Et certains groupes, tout en s’appuyant sur des recettes éprouvées, parviennent à produire des opus qui, sans renouveler le genre, assimilent parfaitement les influences pour sortir des productions efficaces et très agréablement assimilables. C’est le cas ici pour Gate 6, un projet né de la collaboration de deux potes de 15 ans, Jan Koster (guitariste pour Challenge et Isolation) et Tony ten Wolde (claviériste pour Marathon). Pour ce nouveau challenge, ils ont échangé leurs pupitres, Tony prenant les guitares et Jan les claviers. En s’adjoignant les services d’artistes déjà reconnus (notamment Erik Masselink, chanteur dans le groupe de métal progressif Symmetry), ils misent sur la sécurité et profitent de leur expérience pour livrer un "God Machines" très équilibré.
Combinant les influences néo-progressives (nappes de claviers très présentes) et l’énergie de certains groupes métal (riffs marqués sans être assommants), Gate 6 se rapproche dans l’esprit de groupes comme Saga - la même énergie et le même bon équilibre guitares / claviers - ou Haken en moins symphonique. Le concept que de l’album pourra rappeler, dans son propos dérivé de la science-fiction, la démarche de nombre d'albums d’Ayreon : comment les pouvoirs financiers, appâtés par de cupides enjeux, refusent de neutraliser un Internet qui aurait appris à tuer.

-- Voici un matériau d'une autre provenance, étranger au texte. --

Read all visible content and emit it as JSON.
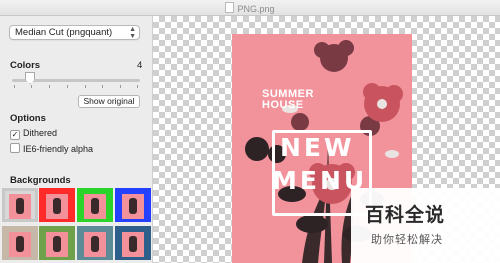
{
  "window": {
    "title": "PNG.png"
  },
  "sidebar": {
    "quantizer": {
      "selected": "Median Cut (pngquant)"
    },
    "colors": {
      "label": "Colors",
      "value": "4",
      "slider_fraction": 0.1
    },
    "show_original_label": "Show original",
    "options": {
      "label": "Options",
      "dithered": {
        "label": "Dithered",
        "checked": true
      },
      "ie6": {
        "label": "IE6-friendly alpha",
        "checked": false
      }
    },
    "backgrounds": {
      "label": "Backgrounds",
      "swatches": [
        {
          "color": "#c8c8c8",
          "selected": true
        },
        {
          "color": "#ff2a2a",
          "selected": false
        },
        {
          "color": "#2bd42b",
          "selected": false
        },
        {
          "color": "#2441ff",
          "selected": false
        }
      ]
    }
  },
  "canvas": {
    "poster": {
      "line1": "SUMMER",
      "line2": "HOUSE",
      "word1": "NEW",
      "word2": "MENU"
    }
  },
  "watermark": {
    "line1": "百科全说",
    "line2": "助你轻松解决"
  }
}
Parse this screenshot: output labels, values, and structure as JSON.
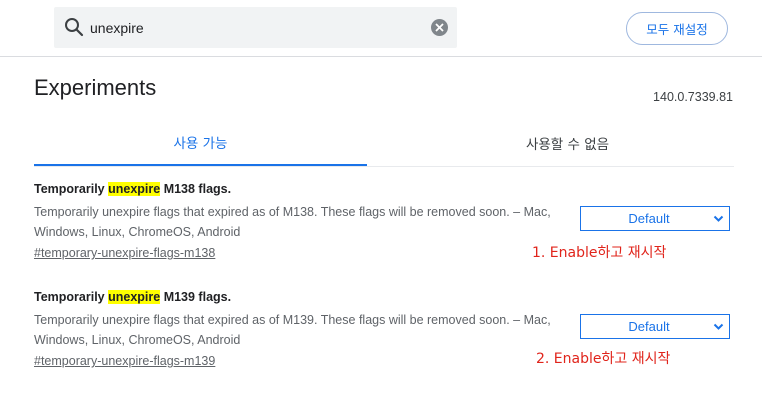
{
  "header": {
    "search": {
      "value": "unexpire",
      "placeholder": ""
    },
    "reset_button_label": "모두 재설정"
  },
  "page": {
    "title": "Experiments",
    "version": "140.0.7339.81"
  },
  "tabs": [
    {
      "label": "사용 가능",
      "active": true
    },
    {
      "label": "사용할 수 없음",
      "active": false
    }
  ],
  "experiments": [
    {
      "title_prefix": "Temporarily ",
      "title_highlight": "unexpire",
      "title_suffix": " M138 flags.",
      "description": "Temporarily unexpire flags that expired as of M138. These flags will be removed soon. – Mac, Windows, Linux, ChromeOS, Android",
      "link": "#temporary-unexpire-flags-m138",
      "selected": "Default",
      "annotation": "1. Enable하고 재시작"
    },
    {
      "title_prefix": "Temporarily ",
      "title_highlight": "unexpire",
      "title_suffix": " M139 flags.",
      "description": "Temporarily unexpire flags that expired as of M139. These flags will be removed soon. – Mac, Windows, Linux, ChromeOS, Android",
      "link": "#temporary-unexpire-flags-m139",
      "selected": "Default",
      "annotation": "2. Enable하고 재시작"
    }
  ],
  "colors": {
    "accent": "#1a73e8",
    "highlight": "#ffff00",
    "annotation": "#e0241b"
  },
  "icons": [
    "search-icon",
    "clear-icon",
    "chevron-down-icon"
  ]
}
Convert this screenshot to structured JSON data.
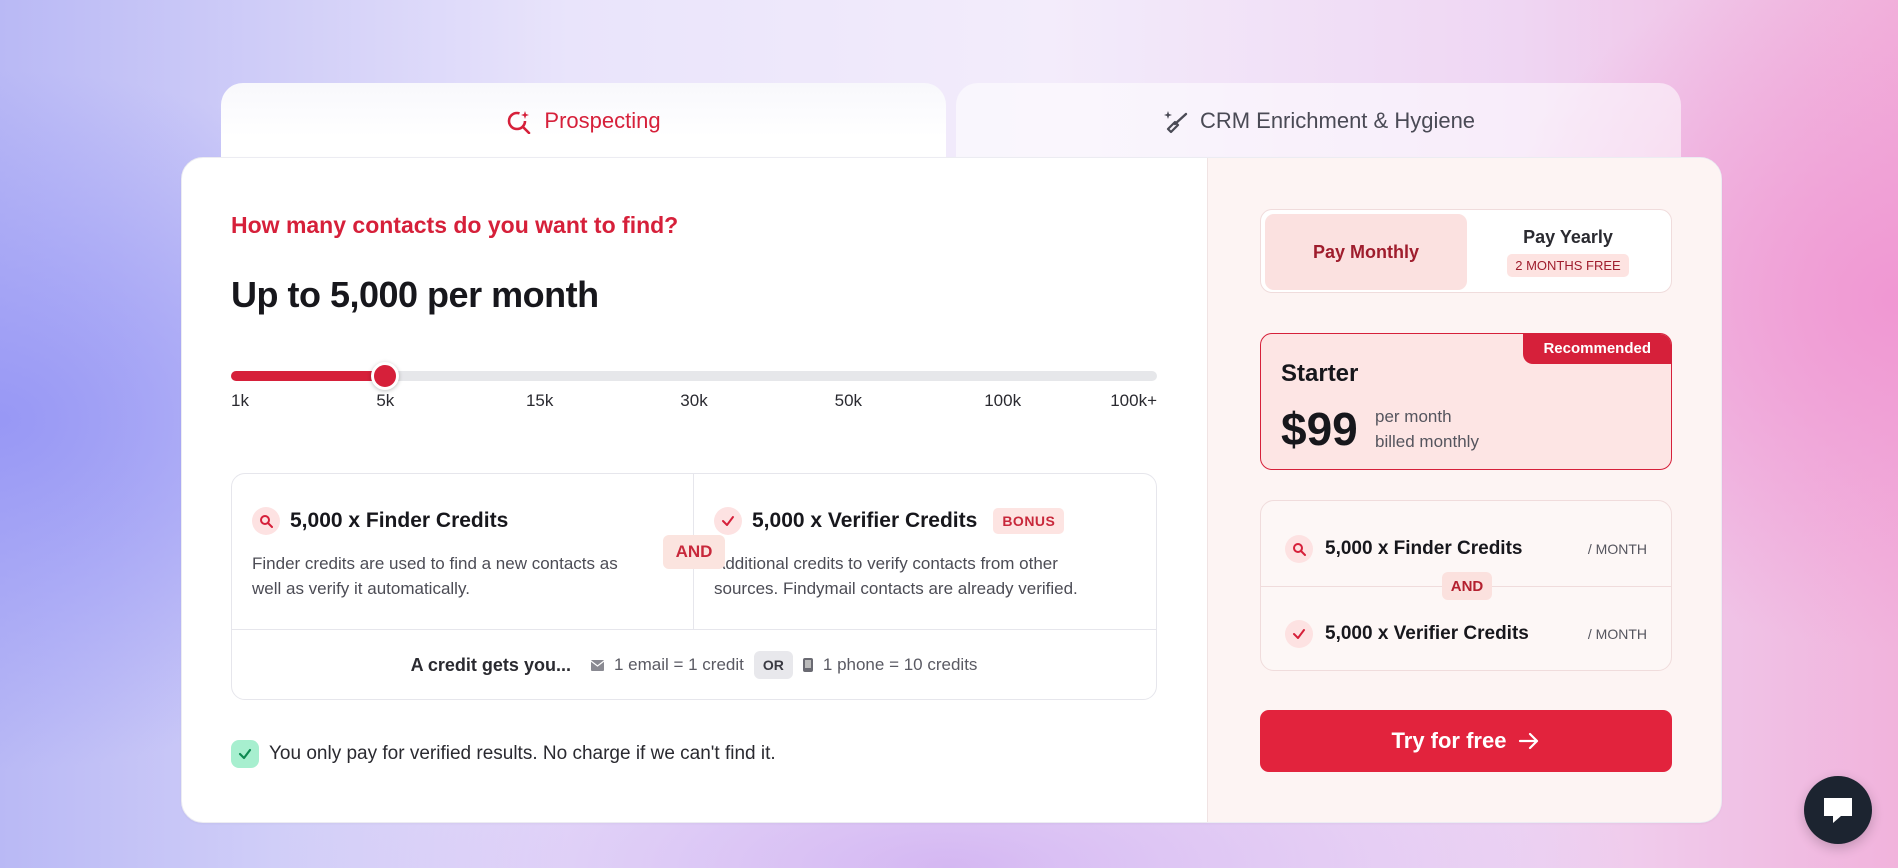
{
  "tabs": [
    {
      "label": "Prospecting",
      "icon": "search-sparkle-icon",
      "active": true
    },
    {
      "label": "CRM Enrichment & Hygiene",
      "icon": "broom-sparkle-icon",
      "active": false
    }
  ],
  "selector": {
    "question": "How many contacts do you want to find?",
    "headline": "Up to 5,000 per month",
    "slider": {
      "ticks": [
        "1k",
        "5k",
        "15k",
        "30k",
        "50k",
        "100k",
        "100k+"
      ],
      "selected": "5k",
      "selected_index": 1
    }
  },
  "credits": {
    "finder": {
      "title": "5,000 x Finder Credits",
      "desc": "Finder credits are used to find a new contacts as well as verify it automatically.",
      "icon": "search-icon"
    },
    "and_label": "AND",
    "verifier": {
      "title": "5,000 x Verifier Credits",
      "badge": "BONUS",
      "desc": "Additional credits to verify contacts from other sources. Findymail contacts are already verified.",
      "icon": "check-icon"
    },
    "footer": {
      "lead": "A credit gets you...",
      "email": "1 email = 1 credit",
      "or": "OR",
      "phone": "1 phone = 10 credits"
    }
  },
  "guarantee": "You only pay for verified results. No charge if we can't find it.",
  "billing": {
    "monthly": "Pay Monthly",
    "yearly": "Pay Yearly",
    "yearly_tag": "2 MONTHS FREE",
    "selected": "monthly"
  },
  "plan": {
    "badge": "Recommended",
    "name": "Starter",
    "price": "$99",
    "per": "per month",
    "billed": "billed monthly"
  },
  "summary": {
    "finder": "5,000 x Finder Credits",
    "verifier": "5,000 x Verifier Credits",
    "unit": "/ MONTH",
    "and": "AND"
  },
  "cta": {
    "label": "Try for free"
  },
  "colors": {
    "accent": "#d6203a",
    "accent_soft": "#fde5e4",
    "success": "#a7efcf",
    "chat": "#1c2430"
  }
}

Aucun temps mort dans cet album qui aligne les mélodies catchy et les refrains imparables (‘Killing Me’, entre autres). Gate 6 prend soin d’alterner les ambiances plutôt tendues (‘Casualties of War’, qui aurait même pu être un poil plus incisif) avec des titres plus franchement “néo” comme ‘Man to Be’, des ballades-qui-reposent ('I Am', peut-être un peu en force au niveau du chant ou ‘My Warning’, avec un petit air du ‘Still Loving You' des Scorpions), et ne dédaigne pas de caser de solides soli de guitares ('Father Son'). L’album se termine sur un 'Voices' carré et efficace.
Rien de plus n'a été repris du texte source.